While last year’s The Force Awakens was upbeat (minus the loss of Han Solo of course), with a light good vs evil plot and an absolute joy to watch with all the characters we have come to love mixed with new equally lovable characters (i.e. Rey and Finn), Rogue One, is darker, with the lines of good vs evil slightly blurred with political nuance and intrigue, even within the Rebellion. There are other thought-provoking elements making this addition to the Star Wars family more intense but equally satisfying in every way.

(Editor's note: There are some spoilers below so please be forewarned.)

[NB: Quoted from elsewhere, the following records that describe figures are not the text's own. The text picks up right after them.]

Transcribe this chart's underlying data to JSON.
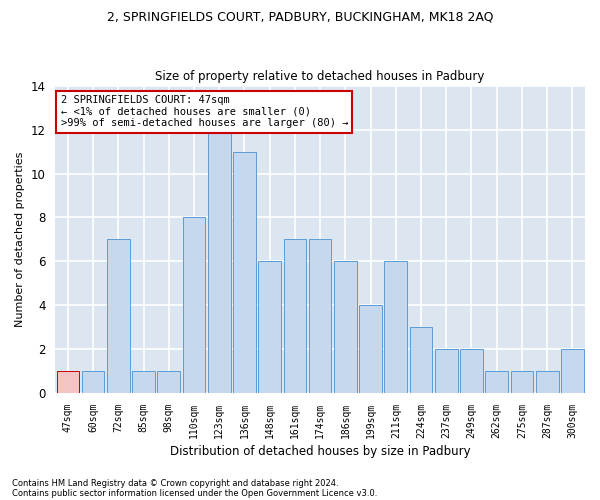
{
  "title1": "2, SPRINGFIELDS COURT, PADBURY, BUCKINGHAM, MK18 2AQ",
  "title2": "Size of property relative to detached houses in Padbury",
  "xlabel": "Distribution of detached houses by size in Padbury",
  "ylabel": "Number of detached properties",
  "categories": [
    "47sqm",
    "60sqm",
    "72sqm",
    "85sqm",
    "98sqm",
    "110sqm",
    "123sqm",
    "136sqm",
    "148sqm",
    "161sqm",
    "174sqm",
    "186sqm",
    "199sqm",
    "211sqm",
    "224sqm",
    "237sqm",
    "249sqm",
    "262sqm",
    "275sqm",
    "287sqm",
    "300sqm"
  ],
  "values": [
    1,
    1,
    7,
    1,
    1,
    8,
    12,
    11,
    6,
    7,
    7,
    6,
    4,
    6,
    3,
    2,
    2,
    1,
    1,
    1,
    2
  ],
  "bar_color": "#c5d8ed",
  "bar_edge_color": "#5b9bd5",
  "highlight_bar_index": 0,
  "highlight_color": "#f2c4c4",
  "highlight_edge_color": "#cc0000",
  "bg_color": "#dce6f0",
  "grid_color": "#ffffff",
  "annotation_text": "2 SPRINGFIELDS COURT: 47sqm\n← <1% of detached houses are smaller (0)\n>99% of semi-detached houses are larger (80) →",
  "annotation_box_edge": "#cc0000",
  "footer1": "Contains HM Land Registry data © Crown copyright and database right 2024.",
  "footer2": "Contains public sector information licensed under the Open Government Licence v3.0.",
  "ylim": [
    0,
    14
  ],
  "yticks": [
    0,
    2,
    4,
    6,
    8,
    10,
    12,
    14
  ]
}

The story opens with the protagonist, Jyn Erso, as a little girl watching her mother get killed and her father taken away by the Empire to work on an engineering weapon of mass destruction (i.e Death Star)  This may be hard for kids to watch. She is rescued and raised by Forest Whitaker’s character, Saw Gerrera, a good guy who goes rogue from the Rebellion (not the reason for the title).

Fast forward about 15 years and Jyn is a young woman and the Rebellion wants to find her to get to her dad. The problem is she hasn’t seen him since she was a child and has no idea where he is and is cynical as the day is long. She makes a deal with Rebellion leaders to try and find him but the journey to find him is complicated and filled with twists in the road.  In a Road to Damascus kind of conversion, Jyn becomes the heroine of the story.


There are lots of new faces in the movie.  Felicity Jones plays protagonist Jyn Erso, Diego Luna is her Rebellion at-times partner at-times antagonist Cassian Andor.  Riz Ahmed plays Bodhi Rook, the pilot who defects from the Empire to help the Rebellion. Donnie Yen is Chirrut Imwe,  who, while not a Jedi, is strong with the Force and offers insight and assistance, along with Baze Malbus, played by blaster-wielding Wen Jiang who takes care of Imwe. Forest Whitaker takes on the role of Saw Gerrero and Mades Mikkelsen is  Jyn’s father, Galen Erso.

Ben Mendelson plays the evil Empire agent Orson Krennic who coerces Erso to work for the Empire.

There are also familiar faces.  Die-hard fans will recognize the X-Wing fighters from the Episode IV.  Peter Cushing is digitally resurrected from the dead to play Grand Moff Tarkin and it is absolutely brilliant but eerie at the same time. Darth Vader makes a few appearances of course, and Leia at the very end makes a cameo in an opener to Episode IV.

One of the delights of the movie (for kids and adults alike) is the droid, K2SO who is a reprogrammed Empire droid. He provides comic relief and some sentiment, very undroidlike, but it is effective.

As you would expect, the special effects were outstanding, the action was amazing, particularly during the last 45 minutes of the movie, which is phenomenal for a number of reasons, including the set-up to Episode IV.

Kids will love it, adults will love it.  While some of the themes are more adult-friendly and some kids may complain that it takes a long time to get into the action, once the movie does, it is everything every Star Wars fan of any age could want.

Do not wait for DVD.  Catch it in the theatres.